Acerca do tracking prematuro, em particular, e a partir de dados de vários países que têm o sistema de seleção tracking, Hanushek e Woesmann (2006) e Brunello e Checchi (2007) mostram como a existência de um sistema que desde muito cedo abre a possibilidade para caminhos curriculares diferentes tem um forte impacto no nível de desigualdadea. Conclui-se destes estudos, por exemplo, que a existência deste tracking precoce diminui a possibilidade de transmissão de educação de pais para filhos; e que  a desigualdade entre os resultados no ensino primário e no final do 3.º ciclo aumentam para o grupo de países que praticam mais cedo um sistema de tracking  no decorrer do percurso escolar. 

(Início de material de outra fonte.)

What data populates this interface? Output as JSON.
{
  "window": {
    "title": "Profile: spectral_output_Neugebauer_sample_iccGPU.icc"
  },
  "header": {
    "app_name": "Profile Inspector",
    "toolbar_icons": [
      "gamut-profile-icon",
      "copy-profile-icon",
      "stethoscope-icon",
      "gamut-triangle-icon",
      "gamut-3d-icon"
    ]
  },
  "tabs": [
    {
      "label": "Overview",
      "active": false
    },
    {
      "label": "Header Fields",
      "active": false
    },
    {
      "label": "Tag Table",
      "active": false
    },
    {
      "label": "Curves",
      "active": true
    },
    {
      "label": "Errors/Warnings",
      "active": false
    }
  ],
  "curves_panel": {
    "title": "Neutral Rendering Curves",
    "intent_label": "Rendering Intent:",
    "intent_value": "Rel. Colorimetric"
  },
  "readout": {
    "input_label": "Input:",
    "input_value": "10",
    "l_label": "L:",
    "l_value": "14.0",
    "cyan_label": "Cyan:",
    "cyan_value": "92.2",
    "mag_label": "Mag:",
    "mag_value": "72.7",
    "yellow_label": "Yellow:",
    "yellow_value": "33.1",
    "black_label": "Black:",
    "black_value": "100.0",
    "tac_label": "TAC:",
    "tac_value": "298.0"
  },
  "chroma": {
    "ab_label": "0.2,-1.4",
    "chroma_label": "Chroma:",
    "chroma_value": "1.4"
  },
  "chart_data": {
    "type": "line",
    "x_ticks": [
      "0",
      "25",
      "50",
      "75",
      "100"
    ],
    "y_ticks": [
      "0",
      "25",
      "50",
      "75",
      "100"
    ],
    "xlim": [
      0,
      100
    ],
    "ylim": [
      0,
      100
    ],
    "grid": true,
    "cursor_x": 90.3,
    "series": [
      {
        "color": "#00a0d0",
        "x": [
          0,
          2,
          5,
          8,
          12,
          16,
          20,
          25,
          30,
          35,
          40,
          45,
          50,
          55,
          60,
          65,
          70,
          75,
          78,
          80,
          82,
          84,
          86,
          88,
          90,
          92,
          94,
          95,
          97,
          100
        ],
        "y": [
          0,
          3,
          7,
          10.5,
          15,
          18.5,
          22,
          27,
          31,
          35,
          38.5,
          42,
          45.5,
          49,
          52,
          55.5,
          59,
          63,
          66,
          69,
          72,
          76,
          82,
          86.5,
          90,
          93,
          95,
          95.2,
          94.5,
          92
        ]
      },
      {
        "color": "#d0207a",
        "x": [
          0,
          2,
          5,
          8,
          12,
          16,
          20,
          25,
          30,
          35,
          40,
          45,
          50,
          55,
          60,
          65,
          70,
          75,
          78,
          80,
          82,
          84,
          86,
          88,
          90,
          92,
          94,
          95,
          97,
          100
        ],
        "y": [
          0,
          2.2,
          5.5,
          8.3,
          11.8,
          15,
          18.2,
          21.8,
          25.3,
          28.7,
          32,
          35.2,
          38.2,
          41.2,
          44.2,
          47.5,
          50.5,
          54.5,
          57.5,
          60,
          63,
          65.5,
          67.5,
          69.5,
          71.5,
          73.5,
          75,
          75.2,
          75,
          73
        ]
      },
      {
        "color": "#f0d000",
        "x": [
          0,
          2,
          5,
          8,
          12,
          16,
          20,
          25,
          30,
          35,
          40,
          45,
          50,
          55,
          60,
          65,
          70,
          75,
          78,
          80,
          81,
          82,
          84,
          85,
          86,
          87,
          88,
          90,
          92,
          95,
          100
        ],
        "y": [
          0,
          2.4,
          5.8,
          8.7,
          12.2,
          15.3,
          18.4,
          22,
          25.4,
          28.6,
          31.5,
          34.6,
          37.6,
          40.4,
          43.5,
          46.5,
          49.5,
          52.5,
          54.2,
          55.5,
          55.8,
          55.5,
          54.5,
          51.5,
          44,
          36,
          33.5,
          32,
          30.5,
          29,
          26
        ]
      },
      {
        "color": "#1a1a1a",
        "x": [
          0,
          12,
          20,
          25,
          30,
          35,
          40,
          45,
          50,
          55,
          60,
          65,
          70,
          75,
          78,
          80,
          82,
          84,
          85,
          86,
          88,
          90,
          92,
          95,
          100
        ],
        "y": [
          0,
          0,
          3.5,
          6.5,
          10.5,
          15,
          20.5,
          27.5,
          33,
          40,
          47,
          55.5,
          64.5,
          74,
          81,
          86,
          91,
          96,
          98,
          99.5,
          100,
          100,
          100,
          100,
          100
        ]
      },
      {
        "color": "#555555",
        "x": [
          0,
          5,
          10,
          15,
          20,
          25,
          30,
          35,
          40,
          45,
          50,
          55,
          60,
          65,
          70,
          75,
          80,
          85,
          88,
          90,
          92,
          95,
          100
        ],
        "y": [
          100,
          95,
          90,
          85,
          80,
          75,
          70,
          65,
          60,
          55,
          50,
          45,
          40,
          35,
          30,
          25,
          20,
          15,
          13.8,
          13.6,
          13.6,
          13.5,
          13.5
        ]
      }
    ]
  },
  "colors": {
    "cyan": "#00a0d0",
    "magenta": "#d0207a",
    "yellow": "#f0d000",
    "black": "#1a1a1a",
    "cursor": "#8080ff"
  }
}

Observa-se, assim, que não só o resultado individual de cada aluno mas também as diferenças de resultados entre alunos se devem, em grande medida, ao contexto familiar dos próprios e dos colegas com quem convivem na escola. É ainda de sublinhar como os fatores ligados à escola e aos seus recursos explicam pouco desta desigualdade de resultados, mas como, por sua vez, as  características do sistema, nomeadamente o momento a partir do qual são oferecidos currículos alternativos, têm um particular peso na explicação da dispersão de resultados. 


Referências

a De salientar que o aumento da desigualdade pode acontecer ao mesmo tempo que o aumento da média dos resultados dos alunos. Ou seja, no limite, a média pode ser maior, mas o diferencial entre os melhores e os piores alunos pode aumentar. 
 
Brunello, G., e Checchi, D., «Does school tracking affect equality of opportunity? New international evidence», Economic Policy, 22(52), 2007, pp. 781-861.
 
1 Carneiro, P., «Inequality of Opportunity and Inequality in Education Achievement in Portugal», Portuguese Economic Journal, 7(1), 2008, pp. 17-41.
 
Coleman, J., Campbell, E., Hobson, C., McPartland, J., Mood, A., Weinfeld, F., e York, R., «Equality of educational opportunity», US Government Printing Office, Washington DC, 1966. 
 
Hanushek, E., e Woßmann, L., «Does Educational Tracking Affect Performance and Inequality? Differences-in-Differences Evidence across Countries», Economic Journal, 116 (março), 2006, pp. C63-C76. 

2 Reis, H., «Determinantes da desigualdade no desempenho escolar em países da OCDE», em Luís Catela Nunes (ed.), A Escola e o desempenho dos alunos, Lisboa, Fundação Francisco Manuel dos Santos, 2015, pp. 13-71 (1.º capítulo).